Dear Everyone ~
Emmy Kennett has worked with me a couple of days a week in the studio since 2016.
Even before she started working here, I had discovered her passion for sketchbooks.
She's a working artist, with a bachelor's degree in studio art
from Wheaton College in Massachusetts.
She has developed wonderful hand skills, and is also brilliant
at illustrating my workshop handouts and shop lists.
And, perhaps by osmosis, she knew when she was ready
to learn to make her own sketchbook.
Emmy and I have talked many times about her accumulating sketchbooks.
We wish there were an amusing or evocative collective noun for them.
Maybe it's a ... family! Here are several things I know about Emmy's sketchbooks,
that she is happy to share ... and that she hopes might encourage others
(yes, you!) to start your own sketchbook.
1 — Bought her first sketchbook in college, as an assignment for a printmaking class:
"It didn't matter what you put in it or how long you spent,
as long as you made some kind of mark every day and dated it.
I was instantly hooked —
and I still write the date on every page of my sketchbook."
2 — Has filled up 20 sketchbooks:
"Some are at my studio, some are at my parents' home,
and some are at my home. They aren't filed away,
partly because I am currently out of shelf space,
but also because I am constantly taking them out to look at,
as a reference when I'm doing some other project."
3 — Takes her sketchbook-in-progress pretty much everywhere:
"I keep it in my purse, and I can't go anywhere without it.
In fact, I usually have two going on at once.
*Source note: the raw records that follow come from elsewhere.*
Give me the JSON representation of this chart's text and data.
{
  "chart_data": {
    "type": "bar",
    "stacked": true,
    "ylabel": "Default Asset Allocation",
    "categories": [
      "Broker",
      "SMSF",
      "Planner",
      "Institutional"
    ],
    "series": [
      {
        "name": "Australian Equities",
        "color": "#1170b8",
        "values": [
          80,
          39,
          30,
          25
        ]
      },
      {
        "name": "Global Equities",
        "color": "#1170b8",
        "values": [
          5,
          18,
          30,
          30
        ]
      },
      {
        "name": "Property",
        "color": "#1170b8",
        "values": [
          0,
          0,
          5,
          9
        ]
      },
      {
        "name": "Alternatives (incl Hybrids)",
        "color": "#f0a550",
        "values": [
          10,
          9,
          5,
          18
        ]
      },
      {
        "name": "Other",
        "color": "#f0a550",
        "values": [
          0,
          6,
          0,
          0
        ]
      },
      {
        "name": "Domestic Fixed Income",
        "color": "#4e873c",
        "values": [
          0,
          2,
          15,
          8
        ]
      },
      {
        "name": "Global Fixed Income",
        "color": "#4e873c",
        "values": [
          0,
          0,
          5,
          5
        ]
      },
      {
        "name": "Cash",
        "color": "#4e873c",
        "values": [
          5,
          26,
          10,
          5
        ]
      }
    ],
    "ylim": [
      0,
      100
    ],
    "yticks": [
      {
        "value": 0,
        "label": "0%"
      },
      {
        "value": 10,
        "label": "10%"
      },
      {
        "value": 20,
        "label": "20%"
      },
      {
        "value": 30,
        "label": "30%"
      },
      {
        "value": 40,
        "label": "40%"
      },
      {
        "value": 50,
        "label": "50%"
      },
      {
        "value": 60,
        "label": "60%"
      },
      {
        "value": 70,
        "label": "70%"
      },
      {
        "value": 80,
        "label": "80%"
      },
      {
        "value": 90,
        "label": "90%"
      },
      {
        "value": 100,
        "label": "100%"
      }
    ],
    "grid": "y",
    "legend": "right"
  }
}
With all the constant shoving into bags,
and carting around, and tossing them across rooms,
and flipping through pages, and just general shuffling,
I'm surprised they are not more beat up than they are.
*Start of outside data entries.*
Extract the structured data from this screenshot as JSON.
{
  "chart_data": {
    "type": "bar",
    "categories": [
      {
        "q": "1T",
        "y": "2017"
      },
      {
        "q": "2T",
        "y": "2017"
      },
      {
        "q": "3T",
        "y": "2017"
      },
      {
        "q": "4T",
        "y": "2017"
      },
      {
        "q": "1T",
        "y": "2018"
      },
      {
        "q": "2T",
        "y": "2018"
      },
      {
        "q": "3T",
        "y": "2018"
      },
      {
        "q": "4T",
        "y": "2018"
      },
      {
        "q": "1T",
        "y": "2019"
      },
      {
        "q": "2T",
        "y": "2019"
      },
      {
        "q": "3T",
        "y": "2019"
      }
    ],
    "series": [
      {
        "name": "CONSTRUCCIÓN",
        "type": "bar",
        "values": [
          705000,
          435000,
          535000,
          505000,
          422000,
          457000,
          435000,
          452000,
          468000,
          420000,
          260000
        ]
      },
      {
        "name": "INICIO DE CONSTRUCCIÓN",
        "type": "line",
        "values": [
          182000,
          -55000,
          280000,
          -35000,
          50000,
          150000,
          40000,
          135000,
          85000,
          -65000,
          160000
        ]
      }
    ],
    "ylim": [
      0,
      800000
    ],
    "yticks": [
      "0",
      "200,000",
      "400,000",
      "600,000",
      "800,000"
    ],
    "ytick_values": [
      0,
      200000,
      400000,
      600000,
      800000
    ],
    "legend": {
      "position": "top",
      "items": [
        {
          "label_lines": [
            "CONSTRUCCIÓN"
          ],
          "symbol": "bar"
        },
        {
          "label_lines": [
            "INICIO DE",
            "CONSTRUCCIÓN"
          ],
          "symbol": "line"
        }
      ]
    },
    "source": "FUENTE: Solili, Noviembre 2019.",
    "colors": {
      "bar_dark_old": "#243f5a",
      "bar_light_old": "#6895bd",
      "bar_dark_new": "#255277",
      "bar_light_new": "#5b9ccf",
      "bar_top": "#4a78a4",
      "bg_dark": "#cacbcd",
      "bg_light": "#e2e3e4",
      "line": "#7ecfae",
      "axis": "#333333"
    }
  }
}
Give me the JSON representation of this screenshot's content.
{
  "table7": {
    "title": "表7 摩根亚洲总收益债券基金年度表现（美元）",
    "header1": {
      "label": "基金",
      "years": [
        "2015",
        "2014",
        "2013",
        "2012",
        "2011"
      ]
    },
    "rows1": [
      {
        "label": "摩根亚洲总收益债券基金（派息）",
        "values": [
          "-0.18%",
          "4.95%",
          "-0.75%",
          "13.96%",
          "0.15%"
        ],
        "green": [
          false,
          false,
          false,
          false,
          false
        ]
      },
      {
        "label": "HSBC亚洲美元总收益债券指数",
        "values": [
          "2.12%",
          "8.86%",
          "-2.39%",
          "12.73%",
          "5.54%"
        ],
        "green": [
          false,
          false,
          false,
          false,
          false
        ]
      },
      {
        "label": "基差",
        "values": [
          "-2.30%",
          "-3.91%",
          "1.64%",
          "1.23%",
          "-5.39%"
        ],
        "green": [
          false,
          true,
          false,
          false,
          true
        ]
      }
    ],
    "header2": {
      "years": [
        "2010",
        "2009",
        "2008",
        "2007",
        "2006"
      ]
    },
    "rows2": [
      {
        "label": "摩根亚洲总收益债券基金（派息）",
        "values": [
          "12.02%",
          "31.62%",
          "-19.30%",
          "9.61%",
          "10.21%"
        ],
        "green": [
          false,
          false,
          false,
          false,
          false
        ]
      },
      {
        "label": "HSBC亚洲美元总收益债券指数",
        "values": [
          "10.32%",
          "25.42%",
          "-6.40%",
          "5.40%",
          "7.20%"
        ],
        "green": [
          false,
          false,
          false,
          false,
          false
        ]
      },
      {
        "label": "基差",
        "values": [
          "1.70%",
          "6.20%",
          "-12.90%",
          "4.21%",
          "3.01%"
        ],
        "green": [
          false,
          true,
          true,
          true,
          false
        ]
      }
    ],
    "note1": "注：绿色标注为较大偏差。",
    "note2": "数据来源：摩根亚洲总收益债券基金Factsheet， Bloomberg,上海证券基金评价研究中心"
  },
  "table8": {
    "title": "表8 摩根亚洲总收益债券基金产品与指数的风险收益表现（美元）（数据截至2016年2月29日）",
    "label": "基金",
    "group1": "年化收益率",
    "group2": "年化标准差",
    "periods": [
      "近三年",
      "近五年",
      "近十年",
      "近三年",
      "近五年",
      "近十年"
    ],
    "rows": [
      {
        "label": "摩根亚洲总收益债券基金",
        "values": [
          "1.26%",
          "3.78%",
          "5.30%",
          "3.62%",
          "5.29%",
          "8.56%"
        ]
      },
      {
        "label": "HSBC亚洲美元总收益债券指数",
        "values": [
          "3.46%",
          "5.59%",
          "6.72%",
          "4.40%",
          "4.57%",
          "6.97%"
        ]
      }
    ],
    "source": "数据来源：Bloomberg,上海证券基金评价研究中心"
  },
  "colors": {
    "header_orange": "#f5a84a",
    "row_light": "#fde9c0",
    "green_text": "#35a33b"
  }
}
Actually, I also have a slightly thinner sketchbook with pink grid pages
that I cart around everywhere as well, and it's in terrible shape,
held together with a large butterfly clip and a huge gold paper clip."
4 — Swears by the freedom a sketchbook provides:
"Sometimes I wish that I had a bunch of 'stand alone' pieces
that are not stuck in my sketchbook. This issue is totally mental.
I know that I would never be able to make something
like what I put in my sketchbooks on a 'stand alone' piece.
When I have a single sheet of paper that is meant to be a complete work,
it would have to be all planned out first. I could never play around
like I can in my sketchbook. In there, it doesn't have to be a masterpiece.
I have a certain kind of freedom to just try something new and see if it works.
It doesn't always work. Sometimes I go too far, or it's nice but the colors are all wrong,
or it's just a hot mess. Even the ones that don't work are useful —
because there is almost always something that came out of it that I will use later."
5 — Still enjoys a splash of multimedia in her sketchbook:
"A lot of what I do now is only gouache, but my sketchbooks
used to be a lot more multimedia. For anything I didn't know how to draw,
or didn't care to draw, I would cut out of paper or something.
As I've become better at drawing and painting,
I have been using other things less. However, sometimes I just want to add something
that does not have my hand in it. I love the way its look contrasts with what I've drawn.
I especially love adding paper scraps in colors I would never think to use,
or patterns I could never draw. And sometimes you are just inspired by something
and you want to use and dissect it."
6 — Acknowledges the special something about a book you've made yourself:
"I had made a few books before I started working at Bari's.
I don't know why, but those first books still feel too precious to use.
I just started using one of them as a journal, but that was a hard decision.
And I've started using my first sketchbook I made at Bari's,
with hand-marbled paper covers. Really, the only difference between
my using an 'ordinary' sketchbook and the one I made
is that I like bragging that I made it.
I also like that every single bitty bit of this book is
an extension of myself and my artwork. That's nice!"
As an ardent sketchbook user myself,
I echo Emmy's perspective regarding creative freedom.
Drawing or painting or lettering or doodling in a sketchbook
allows your hand and your imagination to "think on paper"
in the most mysteriously liberating way.